I am reading her Homecoming now—I hope to be able to write about it here later this week—and find it dazzling. It’s a bleak story of a soldier returning from the war in Sarajevo. (And she tells me she finds Mrs. Dalloway depressing…) But the new work takes a different turn. This book not only participates in the magic realist tradition (Gabriel Garcia Marquez is a hero of hers), it revels in that genre’s most utopian strains. So we heard about a lazy Mississippi town, Dreaming, where no one dies and all love to dance and then, about a drab woman from Bayside, Brooklyn, who seems to be on her way to a Southern adventure. Reading the one and hearing the other—less polished, happier—was so exciting. I could see that I was watching an ambitious novelist work to push her art forward.

The upstairs room at Mo’s is perfect—long and narrow with a velvet curtain at the back of the stage and exposed brick walls. It’s just wide enough for three narrow rows of tables: little tables for two snugged up against the red leatherette banquettes on each side and then a long, cafeteria style line of tables in the center. The menu fits the neighborhood: collegiate cheap. I just had seltzer and cranberry but, were I much younger, I would have been tempted by the “Choose any 6 for $13” option, with a wild list of snacky-things to heap on your table. Can you imagine how fun it would be to be in your twenties, ordering pitchers of beer and platters of 6 little things for $13?

After Natasha read, Leigh, the hostess, got up and announced that, over the weekend she had randomly met Summer Pierre (?), a singer-songwriter newly arrived in New York & wanted to give her the chance to play. She did sing one song and it was lovely and smart and moving. Then, Lisa Selin Davis got up and, anxiously apologizing, did about ten minutes of hilarious stand-up about how unprepared she was to read, what a horrible day she’d had, how that made her less nervous than usual, but that she still had cotton mouth, etc. We were horrified and in stitches. Then she read a terrific passage from Belly in which the title character, a father released from prison, gets drunk and makes a pass at his daughter’s lesbian lover.

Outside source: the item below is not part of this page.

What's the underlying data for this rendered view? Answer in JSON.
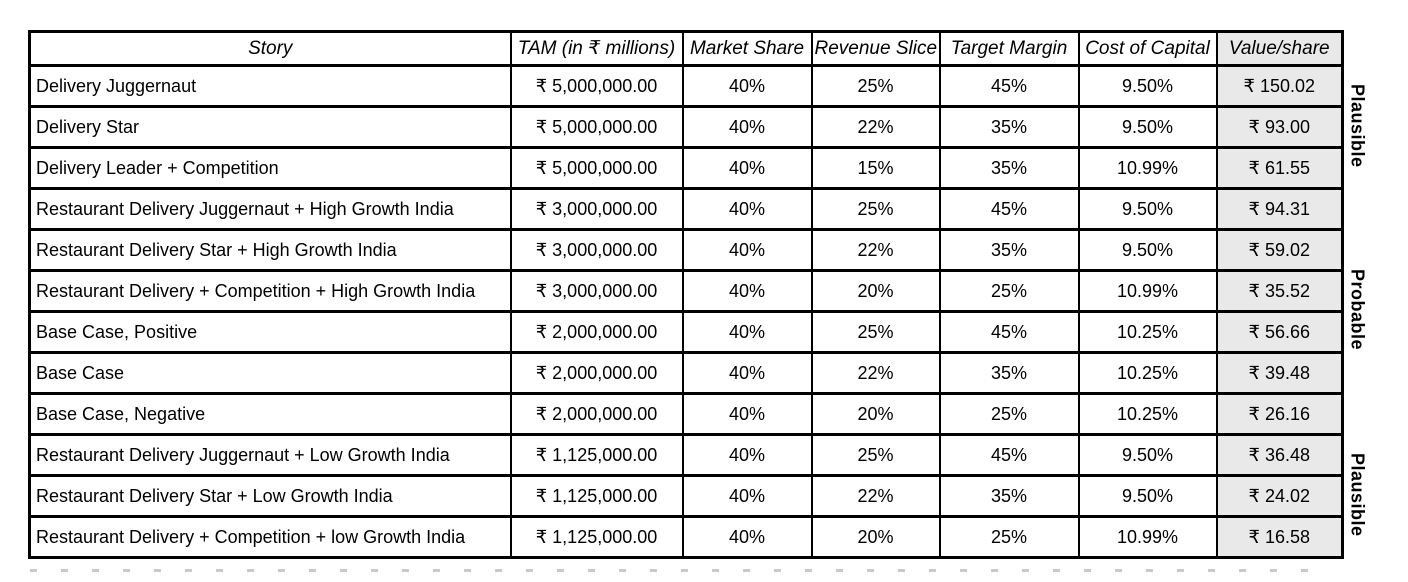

I hung out with Natasha and her friends for a bit then went to Two Boots for a slice and ambled to the PATH train home to JC. All in all, a delicious and fabulous break from the routine of fixing Grover Grape juice & Annie’s mac & cheese for the beloved toddler and then watching Aaron Brown and Andersoon Cooper empathize with the suffering of Katrina. And more than that, too.